A chaque fois que l’on passe devant un établissement, la jambe à la place des mains pour naviguer, Olivier nous raconte l’histoire du lieu, comme par exemple l’hôtel du Nord, rendu célèbre par le réalisateur Marcel Carné. Au cours de sa carrière, il a pu voir les quartiers populaires que nous traversons se transformer en endroits branchés et prisés par les bobos. Quand le capitaine travaille sur le Canal Saint-Martin, il le traverse 2 fois : une fois pour l’aller et une autre pour le retour. Il nous avoue qu’il ne pourrait pas faire ça tous les jours et que, heureusement, hier il était sur la Seine et demain, il sera sur la Marne.
Les croisières ne sont pas toutes aussi calmes que celle d’aujourd’hui, parfois, des particuliers louent un bateau pour des événements. Du coup, il en a vu des vertes et des pas mûres. Comme cette fois où il a dû balader une bande de fêtards et où il a davantage joué le rôle du flic que du capitaine, et ne parlons pas d’une soirée où il a vu un homme sauter du Pont d’Iéna à la suite d’un pari stupide…Un métier pas tous les jours facile, donc. Surtout quand le moteur se met à fumer à cause de toutes les saletés présentes dans le canal et qui se coincent dans les hélices, malgré le passage régulier des bateaux nettoyeurs.
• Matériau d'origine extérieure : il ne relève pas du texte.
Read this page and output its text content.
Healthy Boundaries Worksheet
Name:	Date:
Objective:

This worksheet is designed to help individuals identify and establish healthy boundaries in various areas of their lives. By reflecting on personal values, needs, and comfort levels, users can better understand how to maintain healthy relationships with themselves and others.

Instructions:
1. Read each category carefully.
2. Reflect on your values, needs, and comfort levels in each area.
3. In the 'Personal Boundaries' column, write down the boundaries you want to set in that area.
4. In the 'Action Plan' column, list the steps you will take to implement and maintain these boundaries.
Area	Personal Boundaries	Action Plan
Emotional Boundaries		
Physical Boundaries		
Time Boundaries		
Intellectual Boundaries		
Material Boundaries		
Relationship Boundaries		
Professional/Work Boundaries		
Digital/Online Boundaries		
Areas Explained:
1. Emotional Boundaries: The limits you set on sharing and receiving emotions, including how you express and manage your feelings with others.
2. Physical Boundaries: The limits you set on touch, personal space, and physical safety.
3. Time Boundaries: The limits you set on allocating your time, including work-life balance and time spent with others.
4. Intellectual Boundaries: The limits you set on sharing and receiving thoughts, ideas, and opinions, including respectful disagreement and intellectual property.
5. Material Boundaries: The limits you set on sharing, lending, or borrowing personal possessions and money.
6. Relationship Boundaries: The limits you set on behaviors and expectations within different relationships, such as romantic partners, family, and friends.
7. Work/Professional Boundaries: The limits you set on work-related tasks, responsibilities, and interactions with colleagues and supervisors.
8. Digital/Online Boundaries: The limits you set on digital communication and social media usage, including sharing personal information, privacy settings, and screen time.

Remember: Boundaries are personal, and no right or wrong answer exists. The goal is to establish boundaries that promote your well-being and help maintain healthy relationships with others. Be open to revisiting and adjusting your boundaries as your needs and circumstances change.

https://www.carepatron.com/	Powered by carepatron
Le pire, c’est le dimanche matin où le canal est rempli de sacs plastique et de bouteilles en verre.
“Un métier que les gens admirent”
A part ces quelques points négatifs, Olivier est fier d’être capitaine, un métier qui étonne beaucoup de monde et que les gens admirent. C’est une profession qui intéresse beaucoup les jeunes et dans lequel il faut être très appliqué. Avec environ 3000 euros par mois, Olivier s’en sort plutôt bien.
La balade touche à sa fin. Il laisse le bateau au quai, tout près du Parc de la Villette, éteint le moteur et serre la main aux passagers. Il va profiter de sa pause pour aller déjeuner avec Nicolas, son matelot, dans un resto typique parisien qu’il connaît bien, et à 14h tapantes, c’est reparti pour un petit tour.